Y tú despertaste. Y tú, tal vez, comprendiste nuestra fragilidad. Entonces tenías quince años. La misma edad que cuando tomé sesenta pastillas y me largué a dormir. Y te veo dormir. Ya no despiertas. Porque eras como yo cuando tocaba lo del sentimiento, cuando recurríamos al lenguaje más secreto posible. Yo me inventaba poemas y tú reaccionabas en inglés. Y ahora me vences. Ahora te apropias del mayor secreto, del mayor silencio y me sabes fuera de tu pena.

Estás tan bonita. Es raro que diga eso. En estos últimos años me sorprendía cuánto habías crecido, cómo reías ya con una cierta amargura de animal descornado, de cómo recomendabas cosas de las que yo dudaba y tú sabías defender. Explicabas algún tatuaje pequeño en esas mismas muñecas.

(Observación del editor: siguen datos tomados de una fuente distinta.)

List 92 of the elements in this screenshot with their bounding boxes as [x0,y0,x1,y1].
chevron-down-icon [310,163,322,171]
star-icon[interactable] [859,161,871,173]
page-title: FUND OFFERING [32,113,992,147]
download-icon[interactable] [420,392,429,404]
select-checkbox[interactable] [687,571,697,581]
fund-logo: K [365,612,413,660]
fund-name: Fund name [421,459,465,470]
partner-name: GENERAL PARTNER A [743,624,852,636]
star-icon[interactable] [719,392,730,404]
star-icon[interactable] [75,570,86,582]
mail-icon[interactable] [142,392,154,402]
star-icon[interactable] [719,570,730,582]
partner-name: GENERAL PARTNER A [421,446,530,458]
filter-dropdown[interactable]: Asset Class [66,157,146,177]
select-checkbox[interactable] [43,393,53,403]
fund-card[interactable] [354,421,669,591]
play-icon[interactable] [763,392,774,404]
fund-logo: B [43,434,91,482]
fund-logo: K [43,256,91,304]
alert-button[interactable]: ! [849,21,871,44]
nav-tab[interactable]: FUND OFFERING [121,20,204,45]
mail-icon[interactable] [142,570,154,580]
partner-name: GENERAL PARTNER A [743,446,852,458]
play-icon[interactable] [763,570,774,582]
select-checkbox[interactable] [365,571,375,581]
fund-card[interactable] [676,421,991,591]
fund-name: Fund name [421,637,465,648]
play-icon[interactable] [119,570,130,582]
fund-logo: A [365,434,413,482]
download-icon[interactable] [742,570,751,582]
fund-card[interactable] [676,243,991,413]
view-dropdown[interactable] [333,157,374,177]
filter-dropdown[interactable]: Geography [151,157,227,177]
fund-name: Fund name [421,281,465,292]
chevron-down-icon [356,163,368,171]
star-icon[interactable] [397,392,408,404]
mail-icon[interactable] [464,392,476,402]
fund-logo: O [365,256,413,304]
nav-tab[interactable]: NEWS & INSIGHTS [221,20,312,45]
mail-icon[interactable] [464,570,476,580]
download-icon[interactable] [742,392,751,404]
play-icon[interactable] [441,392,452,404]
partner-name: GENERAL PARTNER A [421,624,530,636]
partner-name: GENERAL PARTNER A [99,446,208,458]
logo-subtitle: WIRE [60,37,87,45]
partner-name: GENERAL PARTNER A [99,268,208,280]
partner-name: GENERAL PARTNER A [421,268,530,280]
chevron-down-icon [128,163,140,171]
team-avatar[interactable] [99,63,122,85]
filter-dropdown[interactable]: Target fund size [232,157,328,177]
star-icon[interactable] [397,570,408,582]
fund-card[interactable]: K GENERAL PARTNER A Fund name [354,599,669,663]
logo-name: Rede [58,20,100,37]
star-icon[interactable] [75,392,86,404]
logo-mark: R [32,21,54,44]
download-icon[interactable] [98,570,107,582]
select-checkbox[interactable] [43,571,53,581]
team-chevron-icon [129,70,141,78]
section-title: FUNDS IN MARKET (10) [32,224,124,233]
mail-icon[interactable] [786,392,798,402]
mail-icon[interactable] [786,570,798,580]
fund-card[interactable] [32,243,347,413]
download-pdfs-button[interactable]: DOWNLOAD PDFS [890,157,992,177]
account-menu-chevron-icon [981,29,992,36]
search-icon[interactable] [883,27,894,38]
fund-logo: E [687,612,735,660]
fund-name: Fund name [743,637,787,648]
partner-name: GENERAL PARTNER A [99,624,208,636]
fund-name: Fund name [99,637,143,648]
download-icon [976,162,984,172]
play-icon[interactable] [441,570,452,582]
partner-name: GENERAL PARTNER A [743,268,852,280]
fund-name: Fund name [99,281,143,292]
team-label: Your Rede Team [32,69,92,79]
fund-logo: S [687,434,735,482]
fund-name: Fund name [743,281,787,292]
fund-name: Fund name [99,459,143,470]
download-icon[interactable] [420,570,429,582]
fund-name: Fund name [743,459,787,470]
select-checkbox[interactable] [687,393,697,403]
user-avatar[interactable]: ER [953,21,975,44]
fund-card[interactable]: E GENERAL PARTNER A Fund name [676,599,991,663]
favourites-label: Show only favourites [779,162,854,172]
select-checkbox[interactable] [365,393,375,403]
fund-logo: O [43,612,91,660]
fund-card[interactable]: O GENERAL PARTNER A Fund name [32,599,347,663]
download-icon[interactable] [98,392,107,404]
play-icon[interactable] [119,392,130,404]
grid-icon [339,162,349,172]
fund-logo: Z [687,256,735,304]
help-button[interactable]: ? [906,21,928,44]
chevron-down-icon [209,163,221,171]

Me contabas de tu tiempo en Estados Unidos. De cuando soñaste con planos y cartografías. Porque estabas mal y querías draw a map and go down the road. Y yo que te decía casi todo y te escuchaba me empequeñecí como una de esas primeras veinte pastillas que pasé sin agua. Te lo hice repetir o aposté por no entender tu frase. Pero no dudes que tragué dos piedras y las sentí como quedarse huérfano, cortarse una mano y sembrarla para ver si echa sombra o alcanza para caricia. Tenías quince años y ya querías caminar. También mis ojos tuvieron quince años. Y sin embargo no dijimos mucho.

Tus padres ni tus abuelos han podido estudiarte la cara estirada. A mí, en cambio, me trae hasta aquí la culpa y el amor, pero eso no funciona para todos. Recuerda que yo también medí mis costas y me tiré a dormir cuando éramos parecidos. Compartíamos, es claro, pero uno les coge gusto a los museos de torturas. Y se acuesta en algún bote quieto. Y busca en los ojos profundos un último convenio. Porque tu abuela te maquilló y no te supo el hambre. Porque los de la funeraria te han escondido las muñecas y luego han hecho café. Sucede que a ellos no les crecen las piedras en el cuerpo ni ven otra forma de tu rostro ni saben que en tu angustia infantil lloraste por mí cuando alguna tarde me fui al mundo y te quedaste en la vida con los abuelos. O porque muchas veces te obligué a decir adiós aún sabiendo que no estabas lista. Porque me colgué en tus brazos caídos y te llevaste mis lágrimas.

Y ahora te acuestas largamente y me hablas sin el volumen de la tierra. Pero sigues más allá, preparando castillos.